There is among these Old Labour voters a pleasant tendency to hold to the long-established tenets of their faith. Margaret Thatcher is still blamed, though with less rancour, for the collapse of pretty much everything, including the coal mines.
But she also received a word or two of praise. One man said: “My Dad’s 81 years old now. He’s been a coal miner all his life. A staunch Labour man. And yet he says the best thing Margaret Thatcher ever did was let us buy our council house.”
And it is noticeable that Theresa May is not yet blamed for anything. “I think your leader’s going to be a good one,” someone said. “I think she’s shown some balls. I think she’ll be the next Thatcher. I think she’ll be really, really good. I voted Labour all my life.”
Perhaps by the time the by-election is held, this favourable estimate will have worn off, and there will be a reversion to traditional voting patterns.
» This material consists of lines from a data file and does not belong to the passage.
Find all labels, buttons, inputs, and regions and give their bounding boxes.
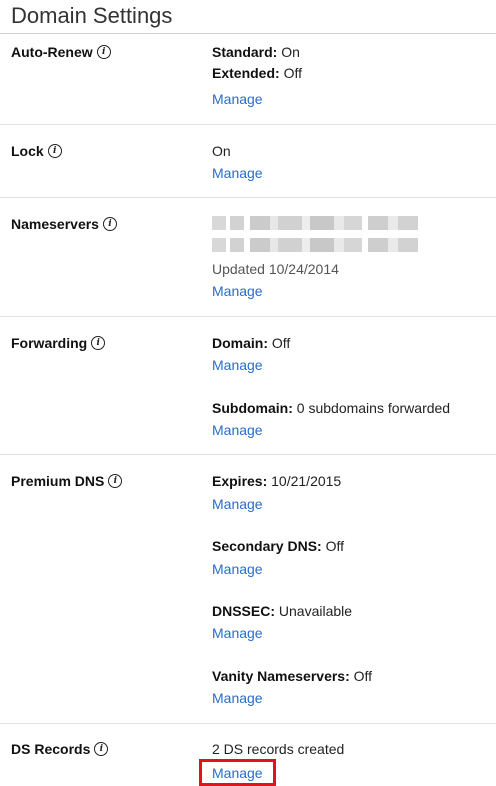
premium-dns-label: Premium DNS i (11, 473, 123, 489)
nameservers-label-text: Nameservers (11, 216, 99, 232)
info-icon[interactable]: i (96, 45, 111, 59)
row-divider (0, 316, 496, 317)
domain-label: Domain: (212, 335, 268, 351)
standard-label: Standard: (212, 44, 278, 60)
info-icon[interactable]: i (94, 742, 109, 756)
auto-renew-extended: Extended: Off (212, 65, 302, 81)
forwarding-subdomain-manage-link[interactable]: Manage (212, 422, 263, 438)
title-divider (0, 33, 496, 34)
info-icon[interactable]: i (108, 474, 123, 488)
auto-renew-manage-link[interactable]: Manage (212, 91, 263, 107)
vanity-nameservers-label: Vanity Nameservers: (212, 668, 350, 684)
secondary-dns: Secondary DNS: Off (212, 538, 344, 554)
vanity-nameservers: Vanity Nameservers: Off (212, 668, 372, 684)
row-divider (0, 124, 496, 125)
dnssec-label: DNSSEC: (212, 603, 276, 619)
nameservers-manage-link[interactable]: Manage (212, 283, 263, 299)
dnssec-manage-link[interactable]: Manage (212, 625, 263, 641)
highlight-box (199, 759, 276, 786)
forwarding-subdomain: Subdomain: 0 subdomains forwarded (212, 400, 450, 416)
redacted-nameserver-2 (212, 238, 418, 252)
premium-dns-manage-link[interactable]: Manage (212, 496, 263, 512)
ds-records-value: 2 DS records created (212, 741, 345, 757)
redacted-nameserver-1 (212, 216, 418, 230)
premium-dns-label-text: Premium DNS (11, 473, 105, 489)
info-icon[interactable]: i (102, 217, 117, 231)
forwarding-label-text: Forwarding (11, 335, 88, 351)
dnssec: DNSSEC: Unavailable (212, 603, 352, 619)
subdomain-label: Subdomain: (212, 400, 293, 416)
ds-records-label: DS Records i (11, 741, 109, 757)
subdomain-value: 0 subdomains forwarded (292, 400, 451, 416)
lock-manage-link[interactable]: Manage (212, 165, 263, 181)
vanity-nameservers-manage-link[interactable]: Manage (212, 690, 263, 706)
info-icon[interactable]: i (91, 336, 106, 350)
secondary-dns-manage-link[interactable]: Manage (212, 561, 263, 577)
vanity-nameservers-value: Off (349, 668, 373, 684)
page-title: Domain Settings (11, 3, 173, 28)
premium-dns-expires: Expires: 10/21/2015 (212, 473, 341, 489)
standard-value: On (277, 44, 300, 60)
forwarding-label: Forwarding i (11, 335, 106, 351)
secondary-dns-label: Secondary DNS: (212, 538, 322, 554)
lock-value: On (212, 143, 231, 159)
expires-label: Expires: (212, 473, 268, 489)
row-divider (0, 197, 496, 198)
nameservers-label: Nameservers i (11, 216, 117, 232)
nameservers-updated: Updated 10/24/2014 (212, 261, 339, 277)
lock-label: Lock i (11, 143, 62, 159)
forwarding-domain-manage-link[interactable]: Manage (212, 357, 263, 373)
secondary-dns-value: Off (321, 538, 345, 554)
auto-renew-standard: Standard: On (212, 44, 300, 60)
info-icon[interactable]: i (47, 144, 62, 158)
row-divider (0, 454, 496, 455)
extended-value: Off (279, 65, 302, 81)
domain-value: Off (268, 335, 291, 351)
expires-value: 10/21/2015 (267, 473, 342, 489)
row-divider (0, 723, 496, 724)
extended-label: Extended: (212, 65, 280, 81)
auto-renew-label-text: Auto-Renew (11, 44, 93, 60)
auto-renew-label: Auto-Renew i (11, 44, 111, 60)
lock-label-text: Lock (11, 143, 44, 159)
ds-records-label-text: DS Records (11, 741, 91, 757)
dnssec-value: Unavailable (275, 603, 353, 619)
forwarding-domain: Domain: Off (212, 335, 290, 351)
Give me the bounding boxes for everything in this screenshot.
But it is striking that just now, these profoundly traditional Labour voters respect May more than they respect their own leader.
It is possible to imagine a by-election in which Labour voters abstain in such numbers that they let the Conservative in. If Corbyn fails to raise his game, he could find himself humiliated by the very people who until recently were his party’s core working-class supporters.